"Why doesn't everbody have an old house, and let the squirrels in?" cried Helena, in a rapture.

In ten days more,—the first week of June,—Dorris came.

Well,—"That let in all the rest," Helena said, and Desire, may be, thought. "We shan't have it to ourselves any more."

The girls could all come down and call on Dorris Kincaid, and they did.

But Desire and Helena had the first of it; nobody else went right up into her room; nobody else helped her unpack and settle. And she was so delighted with all that they had done for her.

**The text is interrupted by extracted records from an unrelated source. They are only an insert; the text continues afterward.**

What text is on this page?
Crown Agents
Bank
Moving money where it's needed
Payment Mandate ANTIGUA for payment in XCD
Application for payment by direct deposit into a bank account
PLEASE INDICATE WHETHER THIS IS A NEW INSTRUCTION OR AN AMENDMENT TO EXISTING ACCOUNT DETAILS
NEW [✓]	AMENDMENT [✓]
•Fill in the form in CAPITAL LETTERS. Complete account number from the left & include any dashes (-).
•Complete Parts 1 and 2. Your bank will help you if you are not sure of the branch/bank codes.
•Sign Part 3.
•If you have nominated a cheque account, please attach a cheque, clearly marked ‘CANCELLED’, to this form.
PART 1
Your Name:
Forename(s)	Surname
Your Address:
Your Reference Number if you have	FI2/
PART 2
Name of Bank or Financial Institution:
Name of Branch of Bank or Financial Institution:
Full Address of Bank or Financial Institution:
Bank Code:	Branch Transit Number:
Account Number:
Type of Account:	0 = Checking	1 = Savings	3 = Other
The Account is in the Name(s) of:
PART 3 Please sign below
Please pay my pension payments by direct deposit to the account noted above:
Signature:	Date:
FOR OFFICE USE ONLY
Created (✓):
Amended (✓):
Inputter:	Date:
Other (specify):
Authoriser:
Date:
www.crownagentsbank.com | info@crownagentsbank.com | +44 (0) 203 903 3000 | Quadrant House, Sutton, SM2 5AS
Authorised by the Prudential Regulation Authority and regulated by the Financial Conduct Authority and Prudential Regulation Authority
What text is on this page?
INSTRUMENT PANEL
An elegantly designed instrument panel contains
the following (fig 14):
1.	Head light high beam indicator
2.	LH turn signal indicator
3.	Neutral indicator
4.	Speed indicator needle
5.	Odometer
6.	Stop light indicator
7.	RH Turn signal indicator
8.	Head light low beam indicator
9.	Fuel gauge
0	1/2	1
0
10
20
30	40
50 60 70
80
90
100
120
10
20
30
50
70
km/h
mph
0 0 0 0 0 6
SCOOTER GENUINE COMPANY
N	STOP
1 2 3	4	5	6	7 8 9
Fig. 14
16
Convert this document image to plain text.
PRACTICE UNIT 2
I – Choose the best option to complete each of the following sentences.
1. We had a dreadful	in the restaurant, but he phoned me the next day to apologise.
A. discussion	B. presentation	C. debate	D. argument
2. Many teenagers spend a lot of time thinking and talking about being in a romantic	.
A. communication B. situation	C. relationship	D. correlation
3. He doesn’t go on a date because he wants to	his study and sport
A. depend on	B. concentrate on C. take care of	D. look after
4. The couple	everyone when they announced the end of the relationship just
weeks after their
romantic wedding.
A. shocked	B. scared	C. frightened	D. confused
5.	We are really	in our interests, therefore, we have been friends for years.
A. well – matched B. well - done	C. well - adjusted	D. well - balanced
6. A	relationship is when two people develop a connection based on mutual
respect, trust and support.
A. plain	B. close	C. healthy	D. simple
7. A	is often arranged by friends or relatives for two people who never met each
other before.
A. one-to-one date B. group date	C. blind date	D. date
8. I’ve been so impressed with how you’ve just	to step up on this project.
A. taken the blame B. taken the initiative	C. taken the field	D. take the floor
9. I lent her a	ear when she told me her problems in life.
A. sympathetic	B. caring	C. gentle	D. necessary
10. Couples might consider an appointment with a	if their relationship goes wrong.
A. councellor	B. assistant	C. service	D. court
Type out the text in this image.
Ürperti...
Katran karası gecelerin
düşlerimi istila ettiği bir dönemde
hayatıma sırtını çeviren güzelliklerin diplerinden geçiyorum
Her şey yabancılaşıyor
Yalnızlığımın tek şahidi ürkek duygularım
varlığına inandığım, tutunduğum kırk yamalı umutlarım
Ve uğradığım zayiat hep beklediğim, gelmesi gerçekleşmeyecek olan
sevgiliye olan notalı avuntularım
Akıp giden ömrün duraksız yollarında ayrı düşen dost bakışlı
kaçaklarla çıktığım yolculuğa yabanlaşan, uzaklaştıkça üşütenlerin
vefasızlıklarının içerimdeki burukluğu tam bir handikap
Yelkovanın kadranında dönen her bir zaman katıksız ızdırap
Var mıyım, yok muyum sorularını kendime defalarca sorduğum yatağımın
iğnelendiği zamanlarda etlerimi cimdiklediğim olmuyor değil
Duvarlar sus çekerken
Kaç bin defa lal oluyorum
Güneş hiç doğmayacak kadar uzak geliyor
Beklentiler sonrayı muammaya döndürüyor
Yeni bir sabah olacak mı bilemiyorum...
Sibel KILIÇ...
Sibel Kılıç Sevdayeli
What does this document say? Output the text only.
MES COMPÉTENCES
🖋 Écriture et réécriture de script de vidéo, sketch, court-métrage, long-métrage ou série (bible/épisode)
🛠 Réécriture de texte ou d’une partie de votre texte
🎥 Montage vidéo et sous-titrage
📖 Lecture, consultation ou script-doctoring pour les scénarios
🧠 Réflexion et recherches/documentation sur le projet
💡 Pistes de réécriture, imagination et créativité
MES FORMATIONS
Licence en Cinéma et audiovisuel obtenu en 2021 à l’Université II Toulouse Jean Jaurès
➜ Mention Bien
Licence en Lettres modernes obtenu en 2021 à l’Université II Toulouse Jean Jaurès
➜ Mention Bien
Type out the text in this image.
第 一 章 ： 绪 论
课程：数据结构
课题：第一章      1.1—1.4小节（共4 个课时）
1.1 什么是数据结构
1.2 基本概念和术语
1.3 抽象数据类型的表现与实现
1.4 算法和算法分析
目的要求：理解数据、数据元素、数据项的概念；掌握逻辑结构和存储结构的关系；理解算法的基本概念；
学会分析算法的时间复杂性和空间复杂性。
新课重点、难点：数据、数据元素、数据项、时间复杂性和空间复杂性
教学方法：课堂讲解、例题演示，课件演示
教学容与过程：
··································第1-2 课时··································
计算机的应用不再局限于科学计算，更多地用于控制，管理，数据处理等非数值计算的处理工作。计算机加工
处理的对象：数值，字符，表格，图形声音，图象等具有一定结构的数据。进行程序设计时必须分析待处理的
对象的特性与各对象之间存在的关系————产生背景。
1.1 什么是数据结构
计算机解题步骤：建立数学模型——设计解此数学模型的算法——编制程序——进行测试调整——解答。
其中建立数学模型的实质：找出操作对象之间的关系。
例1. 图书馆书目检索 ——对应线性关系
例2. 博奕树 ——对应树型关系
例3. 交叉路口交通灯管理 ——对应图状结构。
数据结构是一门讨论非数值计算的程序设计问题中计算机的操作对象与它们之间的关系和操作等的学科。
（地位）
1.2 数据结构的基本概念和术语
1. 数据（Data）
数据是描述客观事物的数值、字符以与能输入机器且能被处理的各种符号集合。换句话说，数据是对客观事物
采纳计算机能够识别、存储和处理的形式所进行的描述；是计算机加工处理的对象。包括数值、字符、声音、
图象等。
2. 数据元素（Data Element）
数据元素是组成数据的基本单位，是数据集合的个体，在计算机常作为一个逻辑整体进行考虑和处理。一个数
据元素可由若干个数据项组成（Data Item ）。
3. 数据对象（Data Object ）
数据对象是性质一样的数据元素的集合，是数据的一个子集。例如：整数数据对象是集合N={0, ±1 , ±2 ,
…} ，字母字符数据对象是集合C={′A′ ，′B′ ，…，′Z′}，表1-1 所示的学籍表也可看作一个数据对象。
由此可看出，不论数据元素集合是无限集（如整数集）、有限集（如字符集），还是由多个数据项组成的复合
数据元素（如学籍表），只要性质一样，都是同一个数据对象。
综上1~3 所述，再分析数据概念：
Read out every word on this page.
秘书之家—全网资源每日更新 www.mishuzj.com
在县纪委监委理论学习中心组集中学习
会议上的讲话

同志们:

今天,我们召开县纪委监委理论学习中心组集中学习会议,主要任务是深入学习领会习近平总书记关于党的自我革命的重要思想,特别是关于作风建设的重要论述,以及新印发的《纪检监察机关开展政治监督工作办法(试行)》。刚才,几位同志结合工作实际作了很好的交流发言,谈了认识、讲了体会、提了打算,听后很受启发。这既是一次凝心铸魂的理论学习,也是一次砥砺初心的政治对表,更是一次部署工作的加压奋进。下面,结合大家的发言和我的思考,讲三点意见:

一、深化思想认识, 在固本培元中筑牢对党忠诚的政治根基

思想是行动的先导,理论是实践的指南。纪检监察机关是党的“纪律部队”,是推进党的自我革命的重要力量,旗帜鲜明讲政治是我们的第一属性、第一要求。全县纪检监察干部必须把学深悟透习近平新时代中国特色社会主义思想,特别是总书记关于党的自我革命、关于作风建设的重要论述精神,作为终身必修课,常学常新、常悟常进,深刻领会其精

The dais was large enough for two or three to sit upon at once, and it was covered with green carpet of a small, mossy pattern, and the window was open into the butternut on one side, and into the honeysuckle on the other, and it was really a bower.

"I shall live ten hours in one," said Dorris.

"And you'll let me come and sleep with you some night, and hear the bats," said Helena.

The Ledwiths made a good link; they had known the Kincaids so well; if it had been only Dorris, alone, with her brother there, the Westover girls might have been shy of coming often. Since Kenneth had been at Miss Waite's, they had already grown a little less free of the beautiful woods that they had just found out and begun fairly to enjoy last autumn.

But the Ledwiths made a strong party; and they lived close by; there were plans continually.